Continuing this thought, since IBIS is a component measurement based
system, and since measurement are made at the pin of a component, and
since every measurement at an I/O pin is made between that pin and some
nearby reference pin, then all we need to do is define a method of
determining the reference signal_name for every I/O pin. The following
algorithm should work for all known existing IBIS models:
1. [Pin Mapping] tells the bus_label on each of the buffer rail
2. These bus_labels define the signal_name on each of the rail
3. If just one signal_name is on a Pin with Model_name GND, and the
values of the Pullup Reference, Power Clamp Reference, Ground Clamp
Reference, Pulldown Reference assigned that has that signal_name has a
value of 0.0V in the [Model], then a pin of that signal_name near the I/O
pin is the reference for the measurements at the I/O pin. Similarly, the
I/O buffer rail terminal with the reference signal_name at the I/O buffer
is the reference node for measurements at the I/O buffer. Similarly, the
supply pads at the die/package boundary near the I/O die pad are the
reference for measurements at the I/O die pad.

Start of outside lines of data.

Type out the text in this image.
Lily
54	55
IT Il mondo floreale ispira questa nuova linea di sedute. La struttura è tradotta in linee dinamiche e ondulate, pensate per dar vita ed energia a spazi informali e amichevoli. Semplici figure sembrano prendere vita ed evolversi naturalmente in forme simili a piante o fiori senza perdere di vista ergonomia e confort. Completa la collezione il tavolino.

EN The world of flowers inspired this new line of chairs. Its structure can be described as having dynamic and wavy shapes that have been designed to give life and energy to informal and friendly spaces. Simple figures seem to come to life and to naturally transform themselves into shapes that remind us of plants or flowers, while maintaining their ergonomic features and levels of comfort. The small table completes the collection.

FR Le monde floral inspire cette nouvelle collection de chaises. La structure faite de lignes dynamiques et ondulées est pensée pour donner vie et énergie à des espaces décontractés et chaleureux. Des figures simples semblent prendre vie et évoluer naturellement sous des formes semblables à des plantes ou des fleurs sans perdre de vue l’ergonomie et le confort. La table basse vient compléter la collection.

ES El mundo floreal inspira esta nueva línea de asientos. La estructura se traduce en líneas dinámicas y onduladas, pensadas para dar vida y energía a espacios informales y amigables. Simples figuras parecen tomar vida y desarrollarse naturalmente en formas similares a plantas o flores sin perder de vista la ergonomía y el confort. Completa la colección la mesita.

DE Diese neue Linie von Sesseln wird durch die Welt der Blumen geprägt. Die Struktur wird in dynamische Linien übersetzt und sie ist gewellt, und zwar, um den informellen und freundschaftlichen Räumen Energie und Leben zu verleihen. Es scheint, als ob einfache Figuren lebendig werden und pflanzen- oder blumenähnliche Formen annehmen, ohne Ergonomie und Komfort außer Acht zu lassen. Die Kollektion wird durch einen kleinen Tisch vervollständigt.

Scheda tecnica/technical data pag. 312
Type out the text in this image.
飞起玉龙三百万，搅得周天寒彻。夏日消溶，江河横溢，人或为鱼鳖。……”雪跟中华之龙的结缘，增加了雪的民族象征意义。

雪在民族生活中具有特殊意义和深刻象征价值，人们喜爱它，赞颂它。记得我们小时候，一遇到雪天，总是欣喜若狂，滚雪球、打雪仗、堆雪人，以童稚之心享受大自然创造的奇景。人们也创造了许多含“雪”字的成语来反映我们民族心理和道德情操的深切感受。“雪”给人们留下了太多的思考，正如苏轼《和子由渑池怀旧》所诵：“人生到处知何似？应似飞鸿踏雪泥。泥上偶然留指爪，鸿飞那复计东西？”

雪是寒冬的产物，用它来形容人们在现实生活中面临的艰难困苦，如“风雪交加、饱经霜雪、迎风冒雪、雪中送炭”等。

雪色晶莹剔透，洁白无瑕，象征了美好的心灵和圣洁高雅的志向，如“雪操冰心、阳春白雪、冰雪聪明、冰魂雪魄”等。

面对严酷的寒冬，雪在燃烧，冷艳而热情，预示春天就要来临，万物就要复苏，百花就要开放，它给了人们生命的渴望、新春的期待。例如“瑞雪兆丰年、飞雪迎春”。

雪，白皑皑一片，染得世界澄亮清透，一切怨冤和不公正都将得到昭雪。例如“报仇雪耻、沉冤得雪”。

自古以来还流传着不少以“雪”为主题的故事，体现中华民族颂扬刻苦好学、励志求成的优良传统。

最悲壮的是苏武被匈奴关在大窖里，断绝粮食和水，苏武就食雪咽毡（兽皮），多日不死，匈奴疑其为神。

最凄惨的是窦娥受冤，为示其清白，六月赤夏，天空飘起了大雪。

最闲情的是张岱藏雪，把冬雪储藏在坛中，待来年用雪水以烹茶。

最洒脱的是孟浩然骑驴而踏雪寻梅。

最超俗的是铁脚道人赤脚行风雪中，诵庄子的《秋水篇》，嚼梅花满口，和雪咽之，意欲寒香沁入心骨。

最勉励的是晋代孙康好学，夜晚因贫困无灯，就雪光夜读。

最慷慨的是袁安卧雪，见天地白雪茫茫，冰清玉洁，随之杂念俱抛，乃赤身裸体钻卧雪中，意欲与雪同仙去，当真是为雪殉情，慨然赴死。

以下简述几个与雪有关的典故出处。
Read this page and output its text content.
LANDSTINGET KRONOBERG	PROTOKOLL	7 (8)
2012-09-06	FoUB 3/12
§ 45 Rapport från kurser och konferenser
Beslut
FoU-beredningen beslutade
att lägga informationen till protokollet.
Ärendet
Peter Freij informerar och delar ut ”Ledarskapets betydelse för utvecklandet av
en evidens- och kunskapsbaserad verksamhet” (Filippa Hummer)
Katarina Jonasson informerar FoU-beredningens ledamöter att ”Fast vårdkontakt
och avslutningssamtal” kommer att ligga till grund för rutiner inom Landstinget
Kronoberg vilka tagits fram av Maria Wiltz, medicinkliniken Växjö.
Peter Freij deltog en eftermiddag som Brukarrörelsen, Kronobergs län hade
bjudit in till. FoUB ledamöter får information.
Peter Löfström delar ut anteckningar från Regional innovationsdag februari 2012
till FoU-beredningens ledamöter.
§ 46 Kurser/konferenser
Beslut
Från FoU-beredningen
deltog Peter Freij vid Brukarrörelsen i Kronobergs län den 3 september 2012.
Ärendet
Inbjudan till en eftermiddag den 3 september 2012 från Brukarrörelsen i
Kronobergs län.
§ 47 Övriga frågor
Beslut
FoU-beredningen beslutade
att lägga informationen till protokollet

If this algorithm does not work for an I/O buffer (and I claim such a case
does not exist) then we can enhance IBIS by adding an option [I/O
Reference] section that has two columns. The first column is the Pin_name
of an I/O buffer, and the second column is the signal_name of the
reference for all measurements at the I/O buffer.
From: Walter Katz [mailto:wkatz@xxxxxxxxxx]
Sent: Saturday, February 27, 2016 8:58 PM
To: IBIS-ATM <ibis-macro@xxxxxxxxxxxxx>
Subject: One of the rail voltages of every IBIS buffer is a GND
signal_name and a reference node.
I have looked at the data sheets for parts with RS232, ECL, PECL and MECL
buffers, and every one of them has one of the rail voltages connected to a
Ground (GND) data book name (signal_name).
Although the IBIS standard does allow the user to associate all of the
rail voltages with bus_labels on POWER pins, such a buffer is an unnatural
If we state that it is a given that every buffer has a Ground rail
connection, then we can state that every buffer has a well-defined
reference node for every other terminal measurement at the buffer.
I challenge anyone on this committee to find a part with an I/O buffer
that has no rail terminals that are Ground.